今回は、この音質トラブルについて解決方法を紹介します。
ハンズフリー機能を無効化して高音質モードに戻す
PCでAirPodsなどの無線イヤホンを使用しているときに音がくもる場合、最も確実な直し方はWindowsの「ハンズフリー(Hands-Free)機能」を無効化することです。
以下の手順で設定を変更してみてください。
- 画面右下のスピーカーアイコンを右クリックし、「サウンドの設定」を開きます。
- 「サウンドコントロールパネル」または「その他のサウンド設定」をクリックします。
- 「再生」タブを開き、AirPodsの表示を確認します。
- AirPods Hands-Free」というデバイスがあれば、右クリックして「無効化」を選択します。
- もう一つの「AirPods Stereo」を右クリックし、「既定のデバイスとして設定」を選択します。
この設定を行うことで、PCが自動的に通話用の低音質モードに切り替わるのを防ぎ、今まで通りのクリアな音質でApexをプレイできるようになります。
これは、Windowsの自動アップデートや、Bluetoothの接続が一度切れて再接続されたタイミング、あるいはゲーム側の微細なアップデートなどが要因です。
システムがイヤホンを再認識した際に、「マイクが付いているから通話用デバイスとして優先しよう」と自動的に誤った設定で上書きしてしまったため、突然音質が変わってしまったのです。
入力デバイス(マイク)の設定を別の機器に変更する
ゲームの起動と同時に音がくもるのを防ぐためには、Apex内やPC側の「入力デバイス(マイク)」の設定を見直すことが重要です。
APEXやDiscordなどのボイスチャット機能がAirPodsのマイクを使用しようとすると、自動的に低音質モードが作動してしまいます。
- これを回避するために、PC側のサウンド設定およびApex内のオーディオ設定で、入力デバイス(マイク)を「AirPods」以外のものに固定してください。
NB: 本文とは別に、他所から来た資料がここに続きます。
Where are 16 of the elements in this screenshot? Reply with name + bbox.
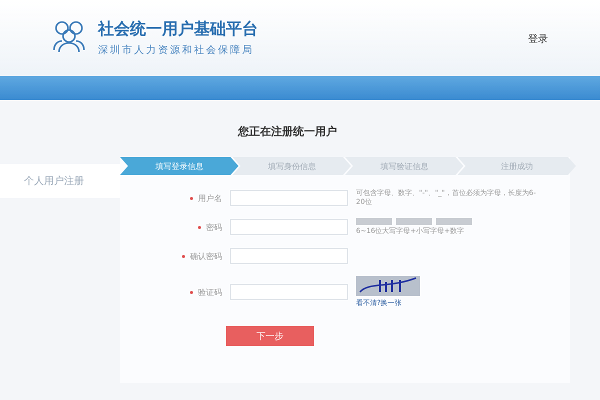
- login-link[interactable]: 登录: [528, 32, 548, 46]
- input-field[interactable]: [230, 219, 348, 236]
- strength-bar: [356, 218, 392, 226]
- page-heading: 您正在注册统一用户: [236, 124, 338, 140]
- field-label: 密码: [206, 222, 222, 233]
- input-field[interactable]: [230, 284, 348, 300]
- captcha-image: [356, 276, 420, 296]
- input-field[interactable]: [230, 190, 348, 206]
- site-subtitle: 深圳市人力资源和社会保障局: [98, 44, 255, 57]
- field-label: 用户名: [198, 192, 222, 204]
- strength-bar: [396, 218, 432, 226]
- field-label: 确认密码: [190, 250, 222, 262]
- input-field[interactable]: [230, 248, 348, 264]
- site-title: 社会统一用户基础平台: [98, 19, 258, 40]
- strength-bar: [436, 218, 472, 226]
- field-label: 验证码: [198, 286, 222, 298]
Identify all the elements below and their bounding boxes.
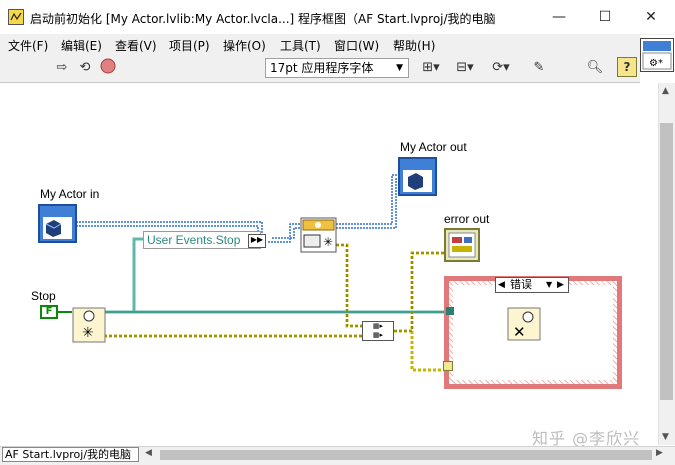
chevron-down-icon: ▼ xyxy=(396,63,403,73)
case-prev-arrow-icon[interactable]: ◀ xyxy=(498,278,505,292)
svg-text:✳: ✳ xyxy=(323,235,333,249)
bundle-output-icon: ▶▶ xyxy=(248,234,266,248)
project-path-field[interactable]: AF Start.lvproj/我的电脑 xyxy=(2,447,139,462)
case-next-arrow-icon[interactable]: ▶ xyxy=(557,278,564,292)
chevron-down-icon[interactable]: ▼ xyxy=(546,278,552,292)
menu-edit[interactable]: 编辑(E) xyxy=(61,37,102,54)
cleanup-diagram-icon[interactable]: ✎ xyxy=(528,58,550,78)
menu-help[interactable]: 帮助(H) xyxy=(393,37,435,54)
maximize-button[interactable]: ☐ xyxy=(582,0,628,34)
align-objects-icon[interactable]: ⊞▾ xyxy=(418,58,444,78)
menu-window[interactable]: 窗口(W) xyxy=(334,37,379,54)
case-tunnel xyxy=(446,307,454,315)
distribute-objects-icon[interactable]: ⊟▾ xyxy=(452,58,478,78)
window-title: 启动前初始化 [My Actor.lvlib:My Actor.lvcla...… xyxy=(30,12,496,26)
unbundle-by-name-node[interactable]: User Events.Stop xyxy=(143,231,261,249)
scroll-down-icon[interactable]: ▼ xyxy=(662,432,669,442)
connector-pane-icon[interactable]: ⚙* xyxy=(640,38,674,72)
menu-operate[interactable]: 操作(O) xyxy=(223,37,266,54)
diagram-wires xyxy=(58,174,508,372)
scroll-up-icon[interactable]: ▲ xyxy=(662,86,669,96)
svg-text:✕: ✕ xyxy=(513,323,526,341)
menu-file[interactable]: 文件(F) xyxy=(8,37,48,54)
scroll-right-icon[interactable]: ▶ xyxy=(656,448,663,458)
minimize-button[interactable]: — xyxy=(536,0,582,34)
stop-sign-icon xyxy=(100,58,116,74)
vi-icon: ⚙* xyxy=(642,41,672,70)
error-out-indicator[interactable] xyxy=(444,228,480,262)
unbundle-element-label: User Events.Stop xyxy=(147,233,241,247)
case-selector-terminal xyxy=(443,361,453,371)
abort-icon[interactable] xyxy=(98,58,118,78)
close-button[interactable]: ✕ xyxy=(628,0,674,34)
actor-in-label: My Actor in xyxy=(40,187,100,201)
reorder-icon[interactable]: ⟳▾ xyxy=(488,58,514,78)
error-out-label: error out xyxy=(444,212,490,226)
actor-out-indicator[interactable] xyxy=(398,157,438,197)
run-arrow-icon[interactable]: ⇨ xyxy=(52,58,72,78)
error-wire[interactable] xyxy=(104,243,448,372)
stop-label: Stop xyxy=(31,289,56,303)
svg-text:⚙*: ⚙* xyxy=(649,58,663,69)
actor-in-terminal[interactable] xyxy=(38,204,78,244)
labview-app-icon xyxy=(8,9,24,25)
scroll-left-icon[interactable]: ◀ xyxy=(145,448,152,458)
menu-tools[interactable]: 工具(T) xyxy=(280,37,321,54)
horizontal-scroll-thumb[interactable] xyxy=(160,450,652,460)
generate-user-event-node[interactable]: ✕ xyxy=(507,307,541,341)
menu-project[interactable]: 项目(P) xyxy=(169,37,210,54)
run-continuously-icon[interactable]: ⟲ xyxy=(75,58,95,78)
search-icon[interactable]: 🔍︎ xyxy=(585,58,605,78)
register-events-node[interactable]: ✳ xyxy=(300,217,337,253)
merge-errors-node[interactable]: ▦▸ ▦▸ xyxy=(362,321,394,341)
svg-text:✳: ✳ xyxy=(82,325,94,341)
case-selector-value: 错误 xyxy=(510,278,532,291)
font-select[interactable]: 17pt 应用程序字体 ▼ xyxy=(265,58,409,78)
stop-boolean-constant[interactable]: F xyxy=(40,305,58,319)
font-select-value: 17pt 应用程序字体 xyxy=(270,61,374,75)
create-user-event-node[interactable]: ✳ xyxy=(72,307,106,343)
actor-out-label: My Actor out xyxy=(400,140,467,154)
menu-view[interactable]: 查看(V) xyxy=(115,37,157,54)
vertical-scroll-thumb[interactable] xyxy=(660,123,673,400)
case-selector[interactable]: ◀ 错误 ▼ ▶ xyxy=(495,277,569,293)
context-help-button[interactable]: ? xyxy=(617,57,637,77)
後述しますが、ノートPCに内蔵されているマイクや、別途USB接続している外付けマイクを既定の入力デバイスに設定することで、AirPodsは「音を聞く専用」として機能し、音質が劣化する現象を根本から防ぐことができます。
なぜ突然、無線イヤホンの音質がくもってしまうのか
これはBluetoothという無線通信の「物理的な限界とシステム上の仕様」によって引き起こされている現象です。
Bluetooth通信には、一度に送受信できるデータ量(帯域幅)に厳しい制限があります。通常、PCでゲームの音を聞くだけのとき、無線イヤホンは「音を受信するだけ」の高音質モード(A2DPというプロファイル規格)で通信しています。
この状態なら、APEXの細かな足音もクリアに聞こえます。
しかし、APEXのようなマイク機能を持つゲームを起動すると、無線イヤホンは「音を聞きながら、マイクの音声も送信する」という通話モード(HFP/HSPという規格)に強制的に切り替わります。
限られたデータ通信量の中で、受信と送信の両方を同時に行わなければならないため、システムはデータ量を節約しようとします。その結果、高音質を維持できなくなり、電話越しのようなモノラルの「くもった音」に自動変換されてしまうのです。
たしかに、AirPods内蔵のマイクは使えなくなります。しかし、PCゲームにおいて「音を聞くこと」と「声を入れること」は完全に別の機器に分けるのが一般的です。
AirPodsは高音質モードで「聞く専用」にし、自分の声を相手に届けるためには「ノートPCに最初から内蔵されているマイク」や、「数千円で買える外付けのUSBマイク(スタンドマイクなど)」を使用してください。
入力と出力を物理的に別のデバイスに分けることで、Bluetoothの通信制限を回避し、「高音質で足音を聞きながら、友達と快適にボイスチャットをする」という環境を作ることができます。
まとめ
- 突然音がくもった理由は、OSやシステムの再認識によって、Bluetooth通信がデータ量を節約する「通話モード」に自動で切り替わったため。
- ハンズフリー機能を無効化し、声を入れるためのマイクをPC内蔵マイクや外付けマイクに分けることで、高音質とボイスチャットを両立できる。
急に音がこもるとPCやイヤホンの故障かと焦ってしまいますが、無線のデータ通信の仕組みさえ分かれば、簡単な設定で確実に元に戻せます。